Experts consider Romeyka a linguistic gem, with roots in Hellenistic Greek, that offers a direct link to the ancient world. Unlike modern Greek dialects, Romeyka retains features from ancient Greek, including the infinitive form.

With only a few thousand speakers remaining, urgent efforts are needed to document and preserve this irreplaceable language before it vanishes forever.

How is Romeyka being preserved?

Professor Ioanna Sitaridou from Cambridge University has launched a new crowdsourcing platform to preserve Romeyka. This initiative aligns with the U.N.’s International Decade of Indigenous Languages (2022–32), aiming to draw attention to the critical status of many indigenous languages and mobilize resources for their preservation.

The platform invites people worldwide to upload audio recordings of Romeyka, creating a repository of spoken data.

This effort not only aids in documenting the language but also encourages speakers to appreciate their linguistic heritage.

The project was developed by Harvard undergraduate Matthew Nazari, himself a heritage speaker of Aramaic.

Key findings about Romeyka

Sitaridou’s extensive research over the past 16 years has yielded significant insights into Romeyka’s development and grammar. A major finding is that Romeyka descends from Hellenistic Greek rather than Medieval Greek, distinguishing it from other modern Greek dialects.

This challenges the notion that modern Greek is an isolated language, suggesting instead that Romeyka is its sister language.

One remarkable feature of Romeyka is its retention of the ancient Greek infinitive form, which has disappeared from all other known Greek dialects.

This preservation provides invaluable insights into the evolution of the Greek language.

An endangered Greek dialect spoken in north-eastern Türkiye has been identified by researchers as a “linguistic goldmine” because of its startling closeness to the ancient language, in Trabzon, Türkiye, Jan. 4, 2011 (Video by Cambridge University)

How did Greek language spread in Black Sea region?

The Greek presence in the Black Sea region dates back to the sixth century B.C., with significant contributions from colonizers. Over time, the Greek language spread through the establishment of colonies and the Christianization of the region.

In the fourth century B.C., Alexander the Great’s military campaigns played a role in establishing a Greek-speaking center south of Pontus, in Cappadocia.
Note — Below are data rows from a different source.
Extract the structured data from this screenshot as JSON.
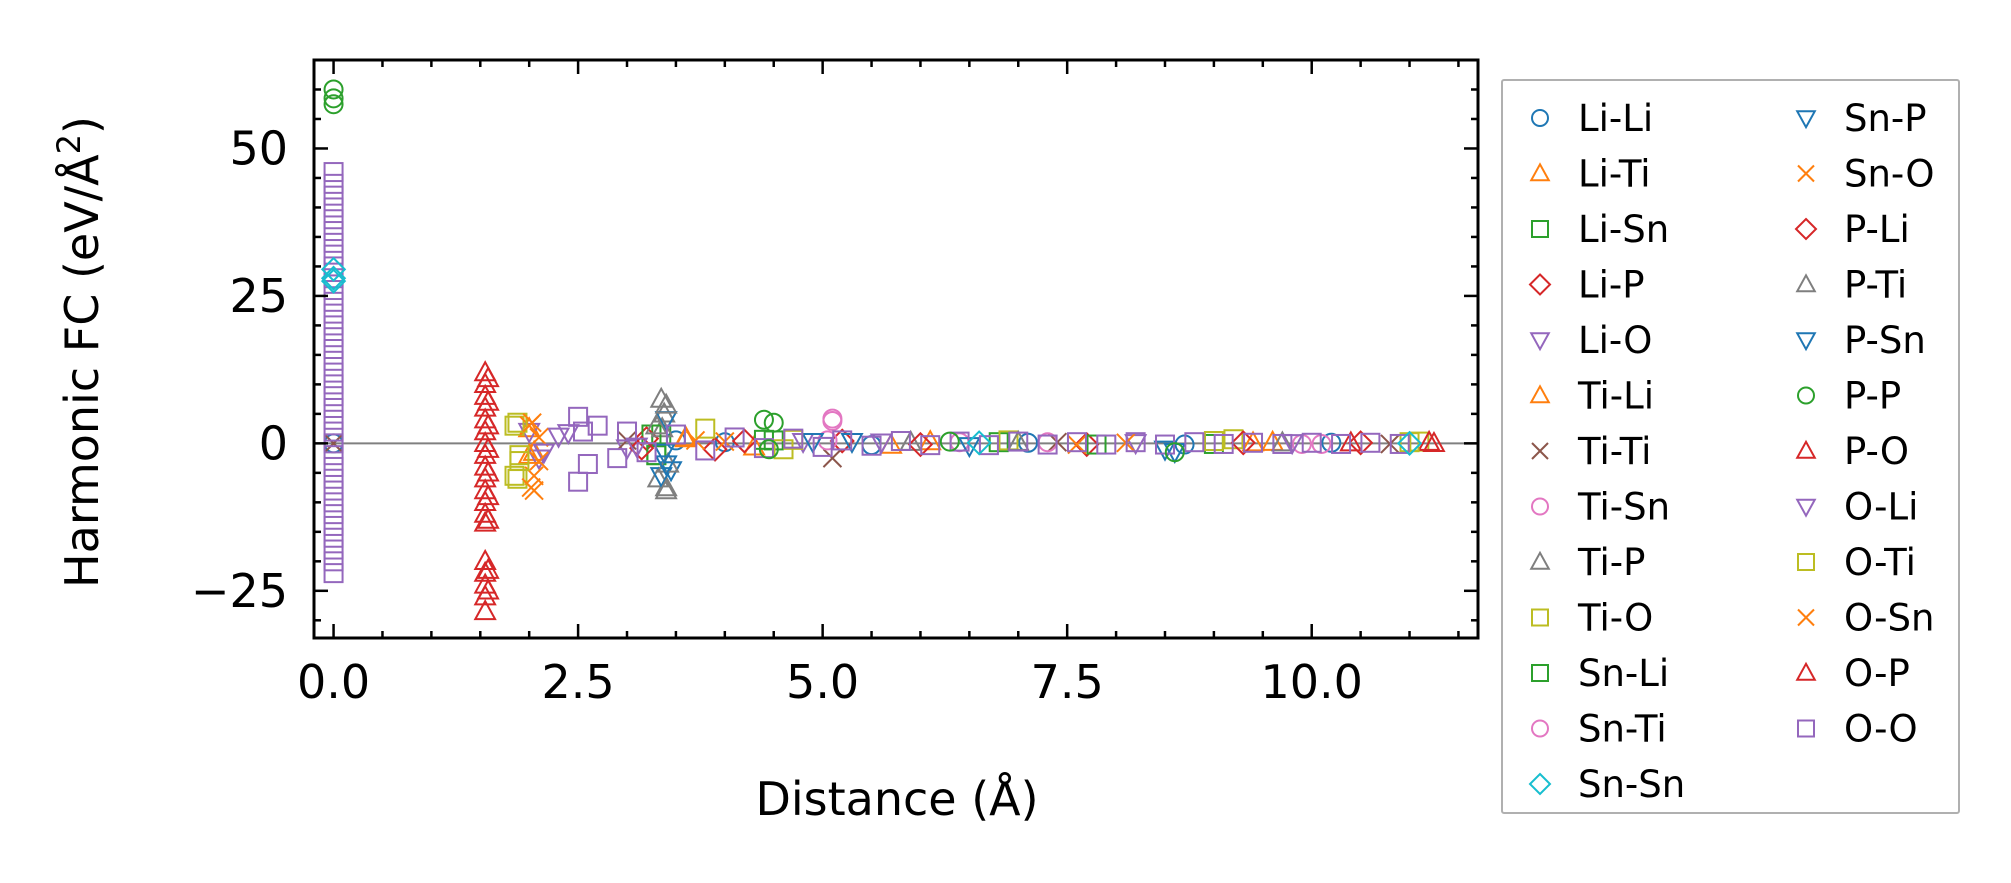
{
  "chart_data": {
    "type": "scatter",
    "title": "",
    "xlabel": "Distance (Å)",
    "ylabel_main": "Harmonic FC (eV/Å",
    "ylabel_sup": "2",
    "ylabel_close": ")",
    "xlim": [
      -0.2,
      11.7
    ],
    "ylim": [
      -33,
      65
    ],
    "xticks": [
      0.0,
      2.5,
      5.0,
      7.5,
      10.0
    ],
    "xtick_labels": [
      "0.0",
      "2.5",
      "5.0",
      "7.5",
      "10.0"
    ],
    "yticks": [
      -25,
      0,
      25,
      50
    ],
    "ytick_labels": [
      "−25",
      "0",
      "25",
      "50"
    ],
    "zero_line": true,
    "grid": false,
    "legend_position": "right, outside plot",
    "series": [
      {
        "name": "Li-Li",
        "marker": "circle",
        "color": "#1f77b4",
        "points": [
          [
            0,
            0
          ],
          [
            3.5,
            0.5
          ],
          [
            4.0,
            0.2
          ],
          [
            5.5,
            -0.3
          ],
          [
            7.1,
            0.1
          ],
          [
            8.7,
            -0.2
          ],
          [
            10.2,
            0.1
          ]
        ]
      },
      {
        "name": "Li-Ti",
        "marker": "triangle-up",
        "color": "#ff7f0e",
        "points": [
          [
            2.0,
            2.5
          ],
          [
            2.05,
            -1.5
          ],
          [
            3.6,
            0.8
          ],
          [
            4.3,
            -0.6
          ],
          [
            6.1,
            0.3
          ],
          [
            9.4,
            0.1
          ]
        ]
      },
      {
        "name": "Li-Sn",
        "marker": "square",
        "color": "#2ca02c",
        "points": [
          [
            3.3,
            -2.0
          ],
          [
            3.35,
            1.5
          ],
          [
            4.5,
            0.5
          ],
          [
            6.8,
            0.2
          ],
          [
            9.0,
            -0.1
          ]
        ]
      },
      {
        "name": "Li-P",
        "marker": "diamond",
        "color": "#d62728",
        "points": [
          [
            3.2,
            0.8
          ],
          [
            3.9,
            -1.0
          ],
          [
            5.2,
            0.4
          ],
          [
            7.7,
            -0.2
          ],
          [
            10.5,
            0.1
          ]
        ]
      },
      {
        "name": "Li-O",
        "marker": "triangle-down",
        "color": "#9467bd",
        "points": [
          [
            2.0,
            2.0
          ],
          [
            2.1,
            -2.5
          ],
          [
            2.3,
            1.2
          ],
          [
            3.0,
            -0.8
          ],
          [
            4.8,
            0.3
          ],
          [
            8.2,
            0.1
          ]
        ]
      },
      {
        "name": "Ti-Li",
        "marker": "triangle-up",
        "color": "#ff7f0e",
        "points": [
          [
            2.0,
            -2.0
          ],
          [
            3.6,
            1.0
          ],
          [
            5.7,
            -0.3
          ],
          [
            9.6,
            0.2
          ]
        ]
      },
      {
        "name": "Ti-Ti",
        "marker": "x",
        "color": "#8c564b",
        "points": [
          [
            0,
            0
          ],
          [
            3.0,
            0.5
          ],
          [
            5.1,
            -2.5
          ],
          [
            7.4,
            0.2
          ],
          [
            10.8,
            -0.1
          ]
        ]
      },
      {
        "name": "Ti-Sn",
        "marker": "circle",
        "color": "#e377c2",
        "points": [
          [
            5.1,
            3.8
          ],
          [
            5.05,
            0.5
          ],
          [
            7.3,
            0.2
          ],
          [
            9.9,
            -0.1
          ]
        ]
      },
      {
        "name": "Ti-P",
        "marker": "triangle-up",
        "color": "#7f7f7f",
        "points": [
          [
            3.35,
            7.5
          ],
          [
            3.38,
            5.0
          ],
          [
            3.4,
            -7.5
          ],
          [
            3.32,
            -6.0
          ],
          [
            3.36,
            2.5
          ],
          [
            5.9,
            0.2
          ],
          [
            9.7,
            0.1
          ]
        ]
      },
      {
        "name": "Ti-O",
        "marker": "square",
        "color": "#bcbd22",
        "points": [
          [
            1.85,
            3.0
          ],
          [
            1.85,
            -5.5
          ],
          [
            1.9,
            -2.0
          ],
          [
            3.8,
            2.5
          ],
          [
            4.6,
            -1.0
          ],
          [
            6.9,
            0.5
          ],
          [
            9.2,
            0.7
          ],
          [
            11.1,
            0.3
          ]
        ]
      },
      {
        "name": "Sn-Li",
        "marker": "square",
        "color": "#2ca02c",
        "points": [
          [
            3.25,
            1.5
          ],
          [
            3.3,
            -2.0
          ],
          [
            4.4,
            0.6
          ],
          [
            7.8,
            -0.2
          ]
        ]
      },
      {
        "name": "Sn-Ti",
        "marker": "circle",
        "color": "#e377c2",
        "points": [
          [
            5.1,
            4.2
          ],
          [
            6.4,
            0.2
          ],
          [
            10.1,
            -0.1
          ]
        ]
      },
      {
        "name": "Sn-Sn",
        "marker": "diamond",
        "color": "#17becf",
        "points": [
          [
            0,
            28
          ],
          [
            0,
            29.5
          ],
          [
            0,
            27.5
          ],
          [
            6.6,
            0.1
          ],
          [
            11.0,
            0.0
          ]
        ]
      },
      {
        "name": "Sn-P",
        "marker": "triangle-down",
        "color": "#1f77b4",
        "points": [
          [
            3.35,
            -5.5
          ],
          [
            3.4,
            4.0
          ],
          [
            3.45,
            -4.5
          ],
          [
            5.3,
            0.3
          ],
          [
            6.5,
            -0.4
          ],
          [
            8.6,
            -1.4
          ]
        ]
      },
      {
        "name": "Sn-O",
        "marker": "x",
        "color": "#ff7f0e",
        "points": [
          [
            2.0,
            3.0
          ],
          [
            2.02,
            -7.5
          ],
          [
            2.05,
            -5.5
          ],
          [
            2.1,
            1.0
          ],
          [
            3.7,
            0.5
          ],
          [
            8.1,
            0.1
          ]
        ]
      },
      {
        "name": "P-Li",
        "marker": "diamond",
        "color": "#d62728",
        "points": [
          [
            3.15,
            -0.8
          ],
          [
            4.2,
            0.4
          ],
          [
            6.0,
            -0.2
          ],
          [
            9.3,
            0.1
          ]
        ]
      },
      {
        "name": "P-Ti",
        "marker": "triangle-up",
        "color": "#7f7f7f",
        "points": [
          [
            3.4,
            -8.0
          ],
          [
            3.4,
            6.5
          ],
          [
            3.3,
            3.0
          ],
          [
            3.42,
            -3.5
          ],
          [
            7.0,
            0.2
          ]
        ]
      },
      {
        "name": "P-Sn",
        "marker": "triangle-down",
        "color": "#1f77b4",
        "points": [
          [
            3.4,
            -3.5
          ],
          [
            3.38,
            -1.5
          ],
          [
            4.9,
            0.3
          ],
          [
            8.5,
            -1.0
          ]
        ]
      },
      {
        "name": "P-P",
        "marker": "circle",
        "color": "#2ca02c",
        "points": [
          [
            0,
            60
          ],
          [
            0,
            58.5
          ],
          [
            0,
            57.5
          ],
          [
            4.4,
            4.0
          ],
          [
            4.5,
            3.5
          ],
          [
            4.45,
            -1.0
          ],
          [
            6.3,
            0.3
          ],
          [
            8.6,
            -1.5
          ]
        ]
      },
      {
        "name": "P-O",
        "marker": "triangle-up",
        "color": "#d62728",
        "points": [
          [
            1.55,
            12.0
          ],
          [
            1.55,
            10.0
          ],
          [
            1.55,
            8.0
          ],
          [
            1.55,
            6.0
          ],
          [
            1.55,
            4.0
          ],
          [
            1.55,
            2.0
          ],
          [
            1.55,
            0.0
          ],
          [
            1.55,
            -2.0
          ],
          [
            1.55,
            -4.0
          ],
          [
            1.55,
            -6.0
          ],
          [
            1.55,
            -8.0
          ],
          [
            1.55,
            -10.0
          ],
          [
            1.55,
            -12.0
          ],
          [
            1.55,
            -13.5
          ],
          [
            1.55,
            -20.0
          ],
          [
            1.55,
            -22.0
          ],
          [
            1.55,
            -24.0
          ],
          [
            1.55,
            -26.0
          ],
          [
            1.55,
            -28.5
          ],
          [
            11.2,
            0.2
          ]
        ]
      },
      {
        "name": "O-Li",
        "marker": "triangle-down",
        "color": "#9467bd",
        "points": [
          [
            2.15,
            -1.5
          ],
          [
            2.4,
            1.8
          ],
          [
            3.1,
            -0.5
          ],
          [
            5.6,
            0.2
          ],
          [
            9.8,
            0.1
          ]
        ]
      },
      {
        "name": "O-Ti",
        "marker": "square",
        "color": "#bcbd22",
        "points": [
          [
            1.88,
            3.5
          ],
          [
            1.88,
            -6.0
          ],
          [
            1.9,
            -3.0
          ],
          [
            4.7,
            0.6
          ],
          [
            9.0,
            0.4
          ],
          [
            11.0,
            0.2
          ]
        ]
      },
      {
        "name": "O-Sn",
        "marker": "x",
        "color": "#ff7f0e",
        "points": [
          [
            2.05,
            -8.0
          ],
          [
            2.03,
            3.5
          ],
          [
            2.1,
            -3.0
          ],
          [
            4.0,
            0.3
          ],
          [
            7.6,
            -0.2
          ]
        ]
      },
      {
        "name": "O-P",
        "marker": "triangle-up",
        "color": "#d62728",
        "points": [
          [
            1.58,
            11.0
          ],
          [
            1.58,
            7.0
          ],
          [
            1.58,
            3.0
          ],
          [
            1.58,
            -1.0
          ],
          [
            1.58,
            -5.0
          ],
          [
            1.58,
            -9.0
          ],
          [
            1.58,
            -13.0
          ],
          [
            1.58,
            -21.5
          ],
          [
            1.58,
            -25.0
          ],
          [
            10.4,
            0.1
          ],
          [
            11.25,
            0.0
          ]
        ]
      },
      {
        "name": "O-O",
        "marker": "square",
        "color": "#9467bd",
        "points": [
          [
            0,
            46
          ],
          [
            0,
            44
          ],
          [
            0,
            42
          ],
          [
            0,
            40
          ],
          [
            0,
            38
          ],
          [
            0,
            36
          ],
          [
            0,
            34
          ],
          [
            0,
            32
          ],
          [
            0,
            30
          ],
          [
            0,
            28
          ],
          [
            0,
            26
          ],
          [
            0,
            24
          ],
          [
            0,
            22
          ],
          [
            0,
            20
          ],
          [
            0,
            18
          ],
          [
            0,
            16
          ],
          [
            0,
            14
          ],
          [
            0,
            12
          ],
          [
            0,
            10
          ],
          [
            0,
            8
          ],
          [
            0,
            6
          ],
          [
            0,
            4
          ],
          [
            0,
            2
          ],
          [
            0,
            0
          ],
          [
            0,
            -2
          ],
          [
            0,
            -4
          ],
          [
            0,
            -6
          ],
          [
            0,
            -8
          ],
          [
            0,
            -10
          ],
          [
            0,
            -12
          ],
          [
            0,
            -14
          ],
          [
            0,
            -16
          ],
          [
            0,
            -18
          ],
          [
            0,
            -20
          ],
          [
            0,
            -22
          ],
          [
            2.5,
            4.5
          ],
          [
            2.5,
            -6.5
          ],
          [
            2.55,
            2.0
          ],
          [
            2.6,
            -3.5
          ],
          [
            2.7,
            3.0
          ],
          [
            2.9,
            -2.5
          ],
          [
            3.0,
            2.0
          ],
          [
            3.2,
            -1.5
          ],
          [
            3.5,
            1.5
          ],
          [
            3.8,
            -1.2
          ],
          [
            4.1,
            1.0
          ],
          [
            4.4,
            -0.8
          ],
          [
            4.7,
            0.8
          ],
          [
            5.0,
            -0.6
          ],
          [
            5.2,
            0.5
          ],
          [
            5.5,
            -0.4
          ],
          [
            5.8,
            0.4
          ],
          [
            6.1,
            -0.3
          ],
          [
            6.4,
            0.3
          ],
          [
            6.7,
            -0.3
          ],
          [
            7.0,
            0.3
          ],
          [
            7.3,
            -0.2
          ],
          [
            7.6,
            0.2
          ],
          [
            7.9,
            -0.2
          ],
          [
            8.2,
            0.2
          ],
          [
            8.5,
            -0.2
          ],
          [
            8.8,
            0.2
          ],
          [
            9.1,
            -0.1
          ],
          [
            9.4,
            0.1
          ],
          [
            9.7,
            -0.1
          ],
          [
            10.0,
            0.1
          ],
          [
            10.3,
            -0.1
          ],
          [
            10.6,
            0.1
          ],
          [
            10.9,
            -0.1
          ]
        ]
      }
    ]
  }
}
It’s plausible that Greek also spread northward from Cappadocia toward Pontus.

However, the pivotal period for the spread of the Greek language appears to have been during Christianization. The people of Pontus were among the early converts mentioned in the New Testament. The Soumela Monastery, founded in 386 A.D., emerged about two decades after the region officially embraced Christianity.

Despite the conquest and subsequent Islamization of Trabzon by the Ottomans in 1461, some communities retained Romeyka.

Sitaridou’s recent fieldwork in Tonya, an area previously unexplored by researchers, has uncovered significant grammatical variations within Romeyka, indicating different historical developments due to varying degrees of Islamization.

The Ottoman Empire generally showed tolerance toward languages of different ethnic and religious groups, supporting their use. Despite Islamization, Greek-speaking communities in the Trabzon region managed to preserve some of their language and cultural features. This tolerant policy contributed to the continuity of languages like Romeyka.

Why is preserving heritage languages important?

Preserving languages like Romeyka is crucial for cultural identity and social cohesion. In Greece, Romeyka is sometimes viewed as a corrupted form of Greek.

Elevating the status of such languages strengthens community identity and connection.

Sitaridou’s work extends beyond Romeyka. She also focuses on documenting Sri Lanka Portuguese, a critically endangered language among Afro-descendant communities in Sri Lanka. These efforts underscore the global importance of language diversity.